• This site uses cookies. By continuing to use this site, you are agreeing to our use of cookies. Learn more.

Add Yubikey to XF 1.5 two-step verification

melbo

Well-known member
#1
From this HYS thread: https://xenforo.com/community/threads/two-step-verification-and-security-improvements.99881
This is Great! :cool: (y)
I was just hoping the standard implementation would have support for Yubikeys already in it.
Google Authenticator doesn't work if you are traveling between different time zones.
Me and my mods use Yubikeys. Yubikeys are awesome, and so easy to use. They always work, also in different time zones.
I'm using an add-on for two-factor authentication now.
Agreed. I also use an addon for our Yubikey integration but would prefer to see it added to core 2FA
Please add Yubikey support as another method of 2FA
This addon is currently working well: https://xenforo.com/community/resources/freddyshouse-two-factor-authentication.1663/

Please like this post if you want to see this considered :)
 

Alfa1

Well-known member
#2
https://www.yubico.com/faq/yubikey/
A YubiKey is a small hardware device that offers two-factor authentication with a simple touch of a button. YubiKeys are built strong enough for the largest enterprises, while remaining simple enough for anyone to use. The YubiKey NEO offers both contact (USB) and contactless (NFC, MIFARE) communications. YubiKeys support FIDO U2F, Yubico-OTP, OATH-OTP, OATH-HOTP, OATH-TOTP, OpenPGP, and PIV, and one security key can support an unlimited number of applications without the need for drivers, client software, or batteries. To learn more about the YubiKey, see YubiKey Hardware.
 

Fred.

Well-known member
#4
Yes, Please! Big Yubikey Fan :D
All my staff members are using Yubikeys.
The Yubikey is not time dependent and very easy to use (y)
 

Chris D

XenForo developer
Staff member
#10
I can tell you we aren't adding any further 2FA providers for XF 1.5.0 so custom development is likely to be the best solution.
 

Robust

Well-known member
#12
YubiKey's existing library and module requires the end user to download an additional PHP extension (php-yubico). I'm assuming to implement this you'd have to develop your own library. I'll look into it when I'm more free though.

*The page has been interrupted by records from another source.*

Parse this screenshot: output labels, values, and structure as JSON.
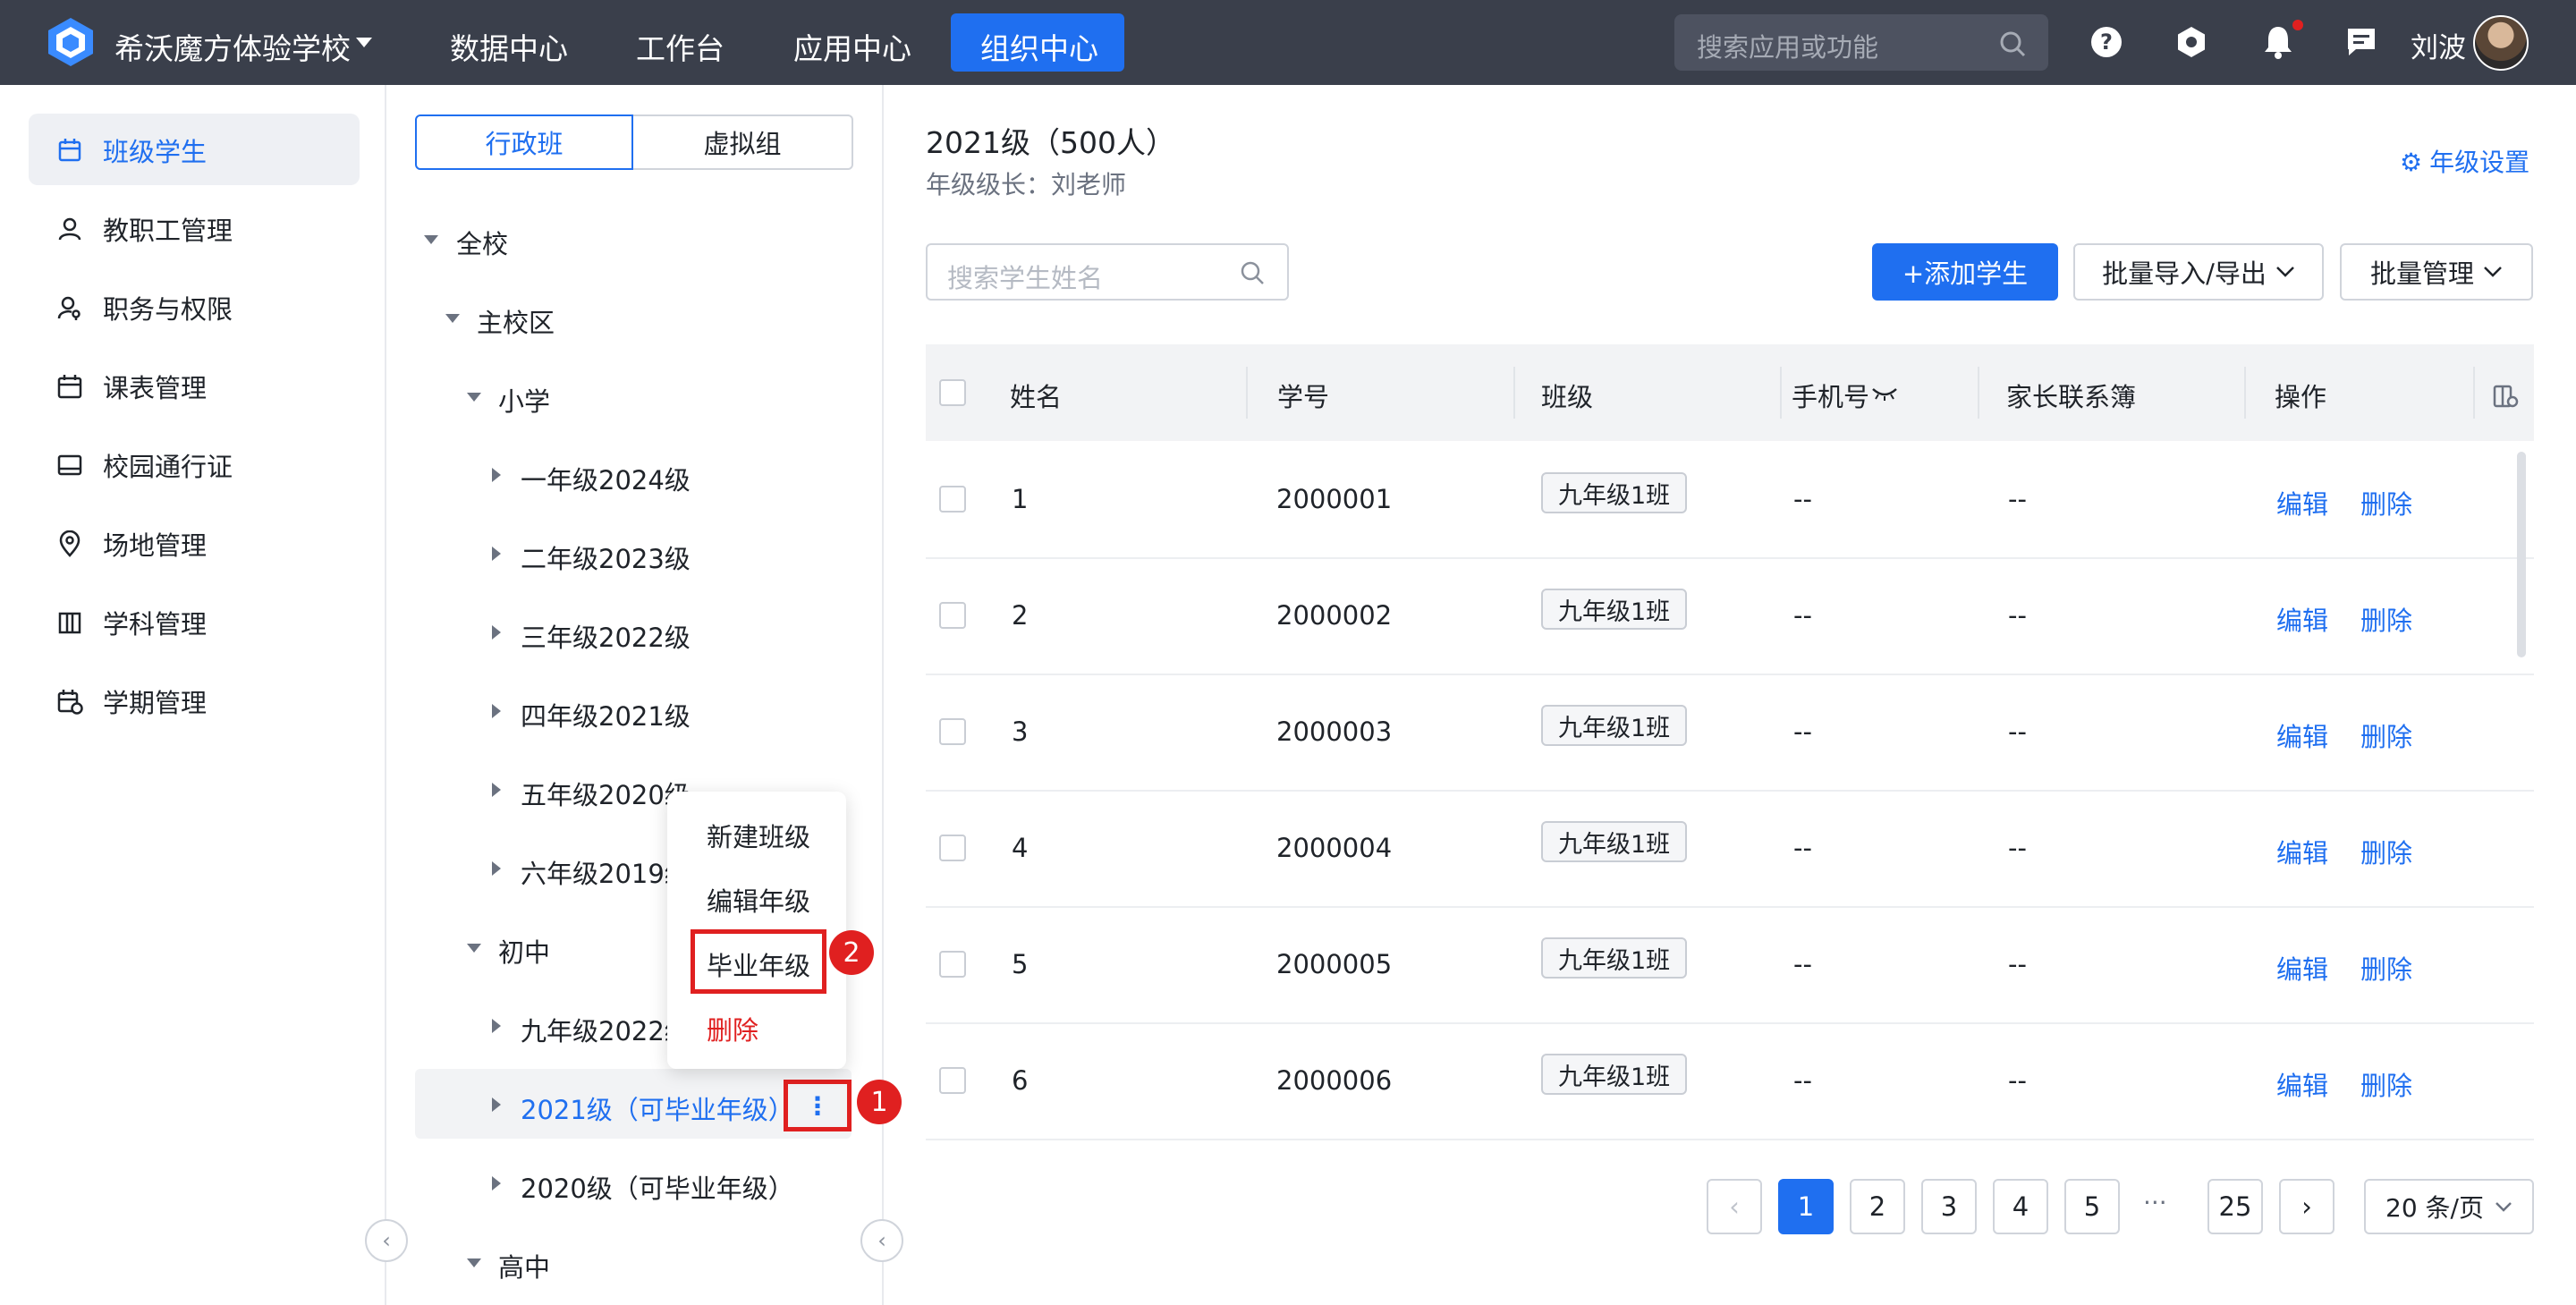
{
  "header": {
    "school_name": "希沃魔方体验学校",
    "nav": [
      "数据中心",
      "工作台",
      "应用中心",
      "组织中心"
    ],
    "active_nav": "组织中心",
    "search_placeholder": "搜索应用或功能",
    "user_name": "刘波",
    "notification_dot_color": "#e02020"
  },
  "sidebar": {
    "items": [
      {
        "label": "班级学生",
        "icon": "building-icon"
      },
      {
        "label": "教职工管理",
        "icon": "user-icon"
      },
      {
        "label": "职务与权限",
        "icon": "user-key-icon"
      },
      {
        "label": "课表管理",
        "icon": "calendar-icon"
      },
      {
        "label": "校园通行证",
        "icon": "card-icon"
      },
      {
        "label": "场地管理",
        "icon": "location-icon"
      },
      {
        "label": "学科管理",
        "icon": "book-icon"
      },
      {
        "label": "学期管理",
        "icon": "calendar-clock-icon"
      }
    ],
    "active": "班级学生"
  },
  "tree": {
    "tabs": [
      "行政班",
      "虚拟组"
    ],
    "active_tab": "行政班",
    "nodes": {
      "root": "全校",
      "campus": "主校区",
      "primary": "小学",
      "g1": "一年级2024级",
      "g2": "二年级2023级",
      "g3": "三年级2022级",
      "g4": "四年级2021级",
      "g5": "五年级2020级",
      "g6": "六年级2019级",
      "junior": "初中",
      "g9": "九年级2022级",
      "y2021": "2021级（可毕业年级）",
      "y2020": "2020级（可毕业年级）",
      "senior": "高中"
    },
    "more_icon": "⋮",
    "context_menu": [
      "新建班级",
      "编辑年级",
      "毕业年级",
      "删除"
    ],
    "annotations": [
      "1",
      "2"
    ]
  },
  "main": {
    "title": "2021级（500人）",
    "subtitle": "年级级长：刘老师",
    "settings_label": "年级设置",
    "search_placeholder": "搜索学生姓名",
    "add_button": "+添加学生",
    "import_export": "批量导入/导出",
    "batch_manage": "批量管理",
    "columns": [
      "姓名",
      "学号",
      "班级",
      "手机号",
      "家长联系簿",
      "操作"
    ],
    "rows": [
      {
        "name": "1",
        "id": "2000001",
        "class": "九年级1班",
        "phone": "--",
        "parent": "--"
      },
      {
        "name": "2",
        "id": "2000002",
        "class": "九年级1班",
        "phone": "--",
        "parent": "--"
      },
      {
        "name": "3",
        "id": "2000003",
        "class": "九年级1班",
        "phone": "--",
        "parent": "--"
      },
      {
        "name": "4",
        "id": "2000004",
        "class": "九年级1班",
        "phone": "--",
        "parent": "--"
      },
      {
        "name": "5",
        "id": "2000005",
        "class": "九年级1班",
        "phone": "--",
        "parent": "--"
      },
      {
        "name": "6",
        "id": "2000006",
        "class": "九年级1班",
        "phone": "--",
        "parent": "--"
      }
    ],
    "edit_label": "编辑",
    "delete_label": "删除",
    "pagination": {
      "pages": [
        "1",
        "2",
        "3",
        "4",
        "5"
      ],
      "ellipsis": "···",
      "last": "25",
      "current": "1",
      "page_size": "20 条/页"
    }
  }
}
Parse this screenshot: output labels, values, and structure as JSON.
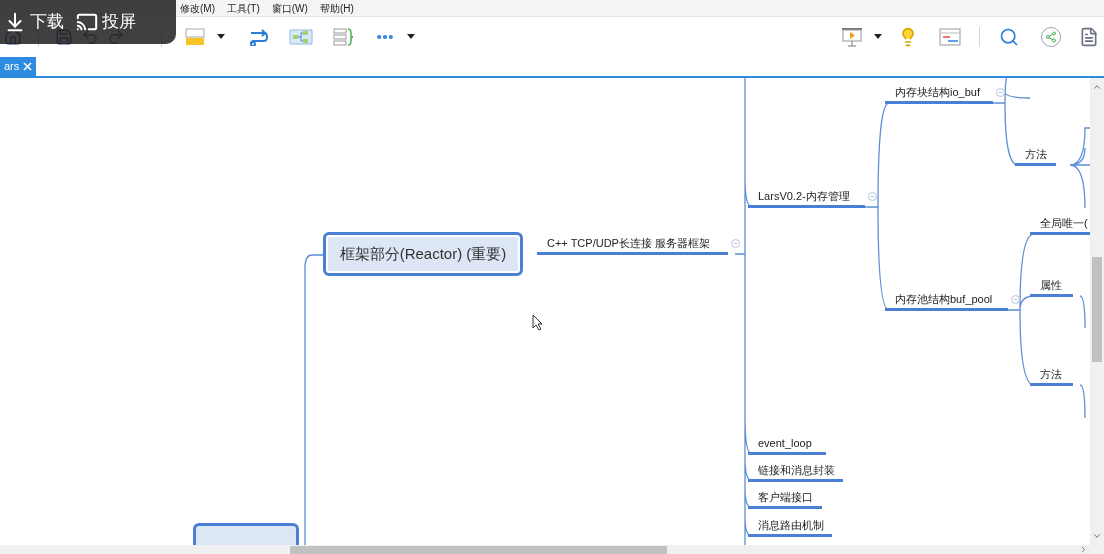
{
  "overlay": {
    "buttons": [
      {
        "kind": "download",
        "label": "下载"
      },
      {
        "kind": "cast",
        "label": "投屏"
      }
    ]
  },
  "menu": [
    "修改(M)",
    "工具(T)",
    "窗口(W)",
    "帮助(H)"
  ],
  "tabs": [
    {
      "label": "ars",
      "selected": true
    }
  ],
  "mindmap": {
    "root": {
      "label": "框架部分(Reactor) (重要)",
      "selected": true,
      "children": [
        {
          "label": "C++ TCP/UDP长连接 服务器框架",
          "children": [
            {
              "label": "LarsV0.2-内存管理",
              "children": [
                {
                  "label": "内存块结构io_buf",
                  "children": [
                    {
                      "label": "方法"
                    }
                  ]
                },
                {
                  "label": "内存池结构buf_pool",
                  "children": [
                    {
                      "label": "全局唯一("
                    },
                    {
                      "label": "属性"
                    },
                    {
                      "label": "方法"
                    }
                  ]
                }
              ]
            },
            {
              "label": "event_loop"
            },
            {
              "label": "链接和消息封装"
            },
            {
              "label": "客户端接口"
            },
            {
              "label": "消息路由机制"
            }
          ]
        }
      ]
    }
  }
}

Edit: Or just make a simple curl request. It's not too complicated to extend the system and implement it.
 

Fred.

Well-known member
#15
Yeah, I took a look a while ago. He just read their library base iirc, it's just a curl request. Based off that I did say it's not too complicated to make, depending on how simple it is to extend the system to add more 2FA providers.
Aha, ok. I didn't look at the code.
I don't mind If I have to install an additional PHP extension. I prefer the local approach. I'm Interested in the add-on let me know If I have to test anything...
It's working now with the other add-on. Take your time. ;)
 

Robust

Well-known member
#16
Aha, ok. I didn't look at the code.
I don't mind If I have to install an additional PHP extension. I prefer the local approach. I'm Interested in the add-on let me know If I have to test anything...
It's working now with the other add-on. Take your time. ;)
Thing is, it's pretty unpractical. Since a lot of people still use those crappy shared hosting services like HostGator, and some using a VPS simply don't want another module. So if possible an approach to avoid additional server side installs is best, and in this case that is possible :)
 

Robust

Well-known member
#17
Working on it. Is this really something people use? It's a physical product.

Other than that, I can work on this but I need an API key for testing, and for that I think you need one of their Yubikey products which I do not have.
 

Robust

Well-known member
#19
Working on it now, sorry for the delay. I decided to work on it... well from right now.

U2F is an awful library with no documentation. The normal Yubikey API makes perfect sense to me, it's also well documented. The U2F standard is undocumented and it's not really helpful for developers to implement it.